News Gorontalo – Proses pengangkatan Pegawai Pemerintah dengan Perjanjian Kerja (PPPK) paruh waktu di Kabupaten Gorontalo Utara menyisakan persoalan serius yang kini menjadi sorotan publik. Dari total 1.112 honorer yang tercatat dalam database Badan Kepegawaian Negara (BKN), hanya 362 orang yang berhasil diusulkan oleh pemerintah daerah melalui Badan Kepegawaian, Pendidikan dan Pelatihan (BKPP).

Sisanya, sebanyak 750 honorer dinyatakan Tidak Memenuhi Syarat (TMS) karena dinas terkait tidak mengajukan pemetaan penempatan. Kondisi ini menimbulkan kekecewaan mendalam bagi tenaga honorer yang telah lama mengabdi, sebab status kepegawaian mereka kembali menggantung tanpa kepastian.

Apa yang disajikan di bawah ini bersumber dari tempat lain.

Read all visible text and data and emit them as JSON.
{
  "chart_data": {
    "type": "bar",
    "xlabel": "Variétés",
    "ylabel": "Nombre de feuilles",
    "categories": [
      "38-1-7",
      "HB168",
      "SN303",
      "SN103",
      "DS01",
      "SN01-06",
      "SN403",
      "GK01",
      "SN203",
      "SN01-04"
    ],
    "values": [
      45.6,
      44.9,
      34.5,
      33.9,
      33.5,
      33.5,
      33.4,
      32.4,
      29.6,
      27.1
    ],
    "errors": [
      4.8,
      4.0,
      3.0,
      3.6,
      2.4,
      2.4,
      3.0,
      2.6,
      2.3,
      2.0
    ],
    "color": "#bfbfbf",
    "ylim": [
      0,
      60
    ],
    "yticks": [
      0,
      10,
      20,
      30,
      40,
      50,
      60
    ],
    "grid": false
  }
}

Penyebab Utama: Tidak Ada Pemetaan Penempatan
Menurut informasi yang dihimpun, permasalahan utama terletak pada kurangnya usulan dari masing-masing Organisasi Perangkat Daerah (OPD). Padahal, pemetaan kebutuhan pegawai menjadi salah satu syarat mutlak untuk mengusulkan tenaga honorer agar dapat diangkat menjadi PPPK.
Akibat kelalaian ini, ratusan honorer yang sebenarnya masuk dalam database BKN tidak dapat diproses lebih lanjut. Hal tersebut menimbulkan pertanyaan besar terkait koordinasi antar-dinas dan komitmen pemerintah daerah dalam memperjuangkan nasib pegawai honorer.
Baca Juga : 4 Arahan Mentan untuk Bupati Gorontalo Utara Thariq Modanggu saat Melobi Pertanian
Kekecewaan dan Tuntutan Honorer
Ratusan honorer yang gagal diusulkan menyampaikan kekecewaan mereka. Banyak di antara mereka telah mengabdi belasan tahun di berbagai sektor pelayanan publik, mulai dari pendidikan, kesehatan, hingga administrasi pemerintahan. Mereka menilai ketidakmampuan dinas mengajukan penempatan sebagai bentuk ketidakadilan yang harus segera ditindaklanjuti.
“Bukan kami yang tidak memenuhi syarat, tapi karena tidak ada pemetaan penempatan dari dinas. Kami merasa dirugikan,” ungkap salah satu tenaga honorer.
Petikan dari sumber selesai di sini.